In an ideal world everyone will play the game like Kallis did, life will become easier for the umpires, and youngsters making their way into sport will realise that using abuse and cheating is a rather lowly form of existence. But the desire to win tests not only your skill but your approach, and I greatly fear that Kallis will walk alone. The romantics will suggest a way out, will call for making an example of people who claim a catch when they haven't held it, but romantics tend to write books. Honesty and sport have long been estranged.
But commitment and success haven't. Australia showed it in Sri Lanka, where they battled hard and overcame the conditions and their opponents.

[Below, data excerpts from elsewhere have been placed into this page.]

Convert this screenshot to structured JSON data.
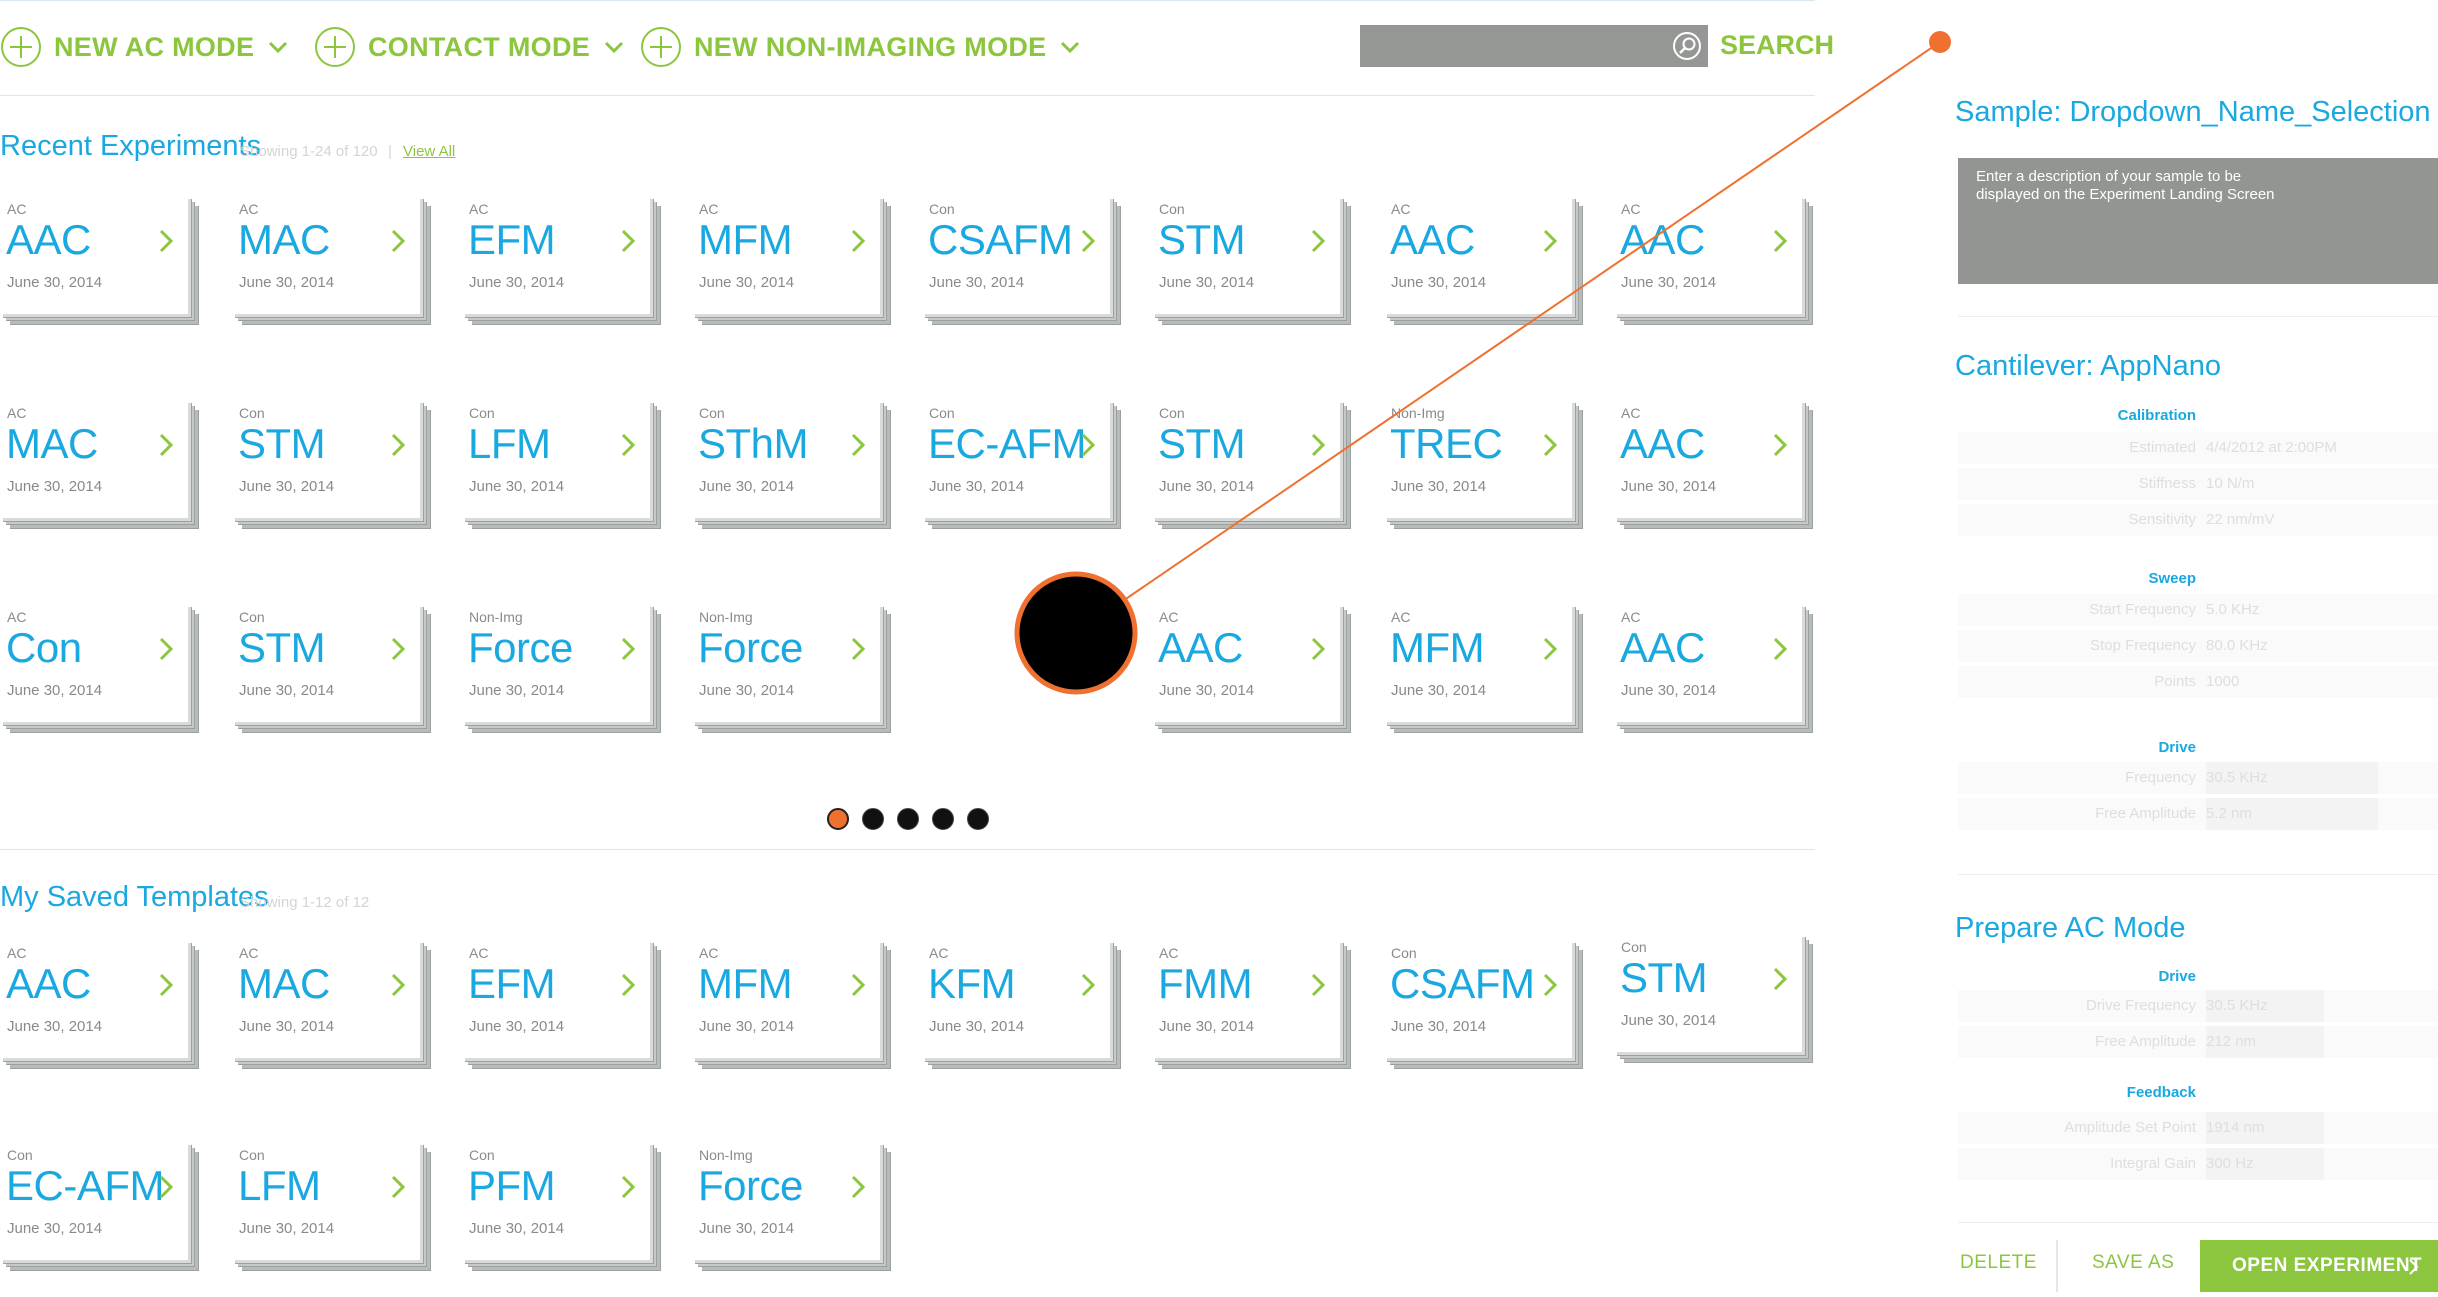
{
  "toolbar": {
    "modes": [
      {
        "label": "NEW AC MODE"
      },
      {
        "label": "CONTACT MODE"
      },
      {
        "label": "NEW NON-IMAGING MODE"
      }
    ],
    "search_label": "SEARCH"
  },
  "recent": {
    "title": "Recent Experiments",
    "showing": "Showing 1-24 of 120",
    "sep": "|",
    "view_all": "View All",
    "cards": [
      {
        "cat": "AC",
        "name": "AAC",
        "date": "June 30, 2014"
      },
      {
        "cat": "AC",
        "name": "MAC",
        "date": "June 30, 2014"
      },
      {
        "cat": "AC",
        "name": "EFM",
        "date": "June 30, 2014"
      },
      {
        "cat": "AC",
        "name": "MFM",
        "date": "June 30, 2014"
      },
      {
        "cat": "Con",
        "name": "CSAFM",
        "date": "June 30, 2014"
      },
      {
        "cat": "Con",
        "name": "STM",
        "date": "June 30, 2014"
      },
      {
        "cat": "AC",
        "name": "AAC",
        "date": "June 30, 2014"
      },
      {
        "cat": "AC",
        "name": "AAC",
        "date": "June 30, 2014"
      },
      {
        "cat": "AC",
        "name": "MAC",
        "date": "June 30, 2014"
      },
      {
        "cat": "Con",
        "name": "STM",
        "date": "June 30, 2014"
      },
      {
        "cat": "Con",
        "name": "LFM",
        "date": "June 30, 2014"
      },
      {
        "cat": "Con",
        "name": "SThM",
        "date": "June 30, 2014"
      },
      {
        "cat": "Con",
        "name": "EC-AFM",
        "date": "June 30, 2014"
      },
      {
        "cat": "Con",
        "name": "STM",
        "date": "June 30, 2014"
      },
      {
        "cat": "Non-Img",
        "name": "TREC",
        "date": "June 30, 2014"
      },
      {
        "cat": "AC",
        "name": "AAC",
        "date": "June 30, 2014"
      },
      {
        "cat": "AC",
        "name": "Con",
        "date": "June 30, 2014"
      },
      {
        "cat": "Con",
        "name": "STM",
        "date": "June 30, 2014"
      },
      {
        "cat": "Non-Img",
        "name": "Force",
        "date": "June 30, 2014"
      },
      {
        "cat": "Non-Img",
        "name": "Force",
        "date": "June 30, 2014"
      },
      {
        "cat": "AC",
        "name": "AAC",
        "date": "June 30, 2014"
      },
      {
        "cat": "AC",
        "name": "MFM",
        "date": "June 30, 2014"
      },
      {
        "cat": "AC",
        "name": "AAC",
        "date": "June 30, 2014"
      }
    ]
  },
  "pager": {
    "pages": 5,
    "active": 1
  },
  "templates": {
    "title": "My Saved Templates",
    "showing": "Showing 1-12 of 12",
    "cards": [
      {
        "cat": "AC",
        "name": "AAC",
        "date": "June 30, 2014"
      },
      {
        "cat": "AC",
        "name": "MAC",
        "date": "June 30, 2014"
      },
      {
        "cat": "AC",
        "name": "EFM",
        "date": "June 30, 2014"
      },
      {
        "cat": "AC",
        "name": "MFM",
        "date": "June 30, 2014"
      },
      {
        "cat": "AC",
        "name": "KFM",
        "date": "June 30, 2014"
      },
      {
        "cat": "AC",
        "name": "FMM",
        "date": "June 30, 2014"
      },
      {
        "cat": "Con",
        "name": "CSAFM",
        "date": "June 30, 2014"
      },
      {
        "cat": "Con",
        "name": "STM",
        "date": "June 30, 2014"
      },
      {
        "cat": "Con",
        "name": "EC-AFM",
        "date": "June 30, 2014"
      },
      {
        "cat": "Con",
        "name": "LFM",
        "date": "June 30, 2014"
      },
      {
        "cat": "Con",
        "name": "PFM",
        "date": "June 30, 2014"
      },
      {
        "cat": "Non-Img",
        "name": "Force",
        "date": "June 30, 2014"
      }
    ]
  },
  "panel": {
    "sample_title": "Sample: Dropdown_Name_Selection",
    "sample_desc": "Enter a description of your sample to be displayed on the Experiment Landing Screen",
    "cantilever_title": "Cantilever: AppNano",
    "calibration": {
      "heading": "Calibration",
      "rows": [
        {
          "label": "Estimated",
          "value": "4/4/2012 at 2:00PM"
        },
        {
          "label": "Stiffness",
          "value": "10 N/m"
        },
        {
          "label": "Sensitivity",
          "value": "22 nm/mV"
        }
      ]
    },
    "sweep": {
      "heading": "Sweep",
      "rows": [
        {
          "label": "Start Frequency",
          "value": "5.0 KHz"
        },
        {
          "label": "Stop Frequency",
          "value": "80.0 KHz"
        },
        {
          "label": "Points",
          "value": "1000"
        }
      ]
    },
    "drive": {
      "heading": "Drive",
      "rows": [
        {
          "label": "Frequency",
          "value": "30.5 KHz"
        },
        {
          "label": "Free Amplitude",
          "value": "5.2 nm"
        }
      ]
    },
    "prepare_title": "Prepare AC Mode",
    "prep_drive": {
      "heading": "Drive",
      "rows": [
        {
          "label": "Drive Frequency",
          "value": "30.5 KHz"
        },
        {
          "label": "Free Amplitude",
          "value": "212 nm"
        }
      ]
    },
    "feedback": {
      "heading": "Feedback",
      "rows": [
        {
          "label": "Amplitude Set Point",
          "value": "1914 nm"
        },
        {
          "label": "Integral Gain",
          "value": "300 Hz"
        }
      ]
    },
    "buttons": {
      "delete": "DELETE",
      "save_as": "SAVE AS",
      "open": "OPEN EXPERIMENT"
    }
  },
  "colors": {
    "accent_green": "#8cc63f",
    "accent_blue": "#1aa8e0",
    "annotation_orange": "#f07030"
  },
  "icons": [
    "plus-circle-icon",
    "chevron-down-icon",
    "search-icon",
    "chevron-right-icon"
  ]
}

A team seemingly in decline returned to their DNA and, though without the match-winners of yore, played tough, combative cricket.
And Somerset showed it in the early rounds of the Champions League. Like with Australia, they were defined by who they didn't have rather than who they did, but they showed what spirit and resilience can achieve. A third-choice wicketkeeper was Man of the Match, a little-known legspinner turned in a fine spell, and a batsman who wasn't threatening higher honours played a match-winning innings.
It doesn't always happen but it was a week that showcased the nice side of cricket.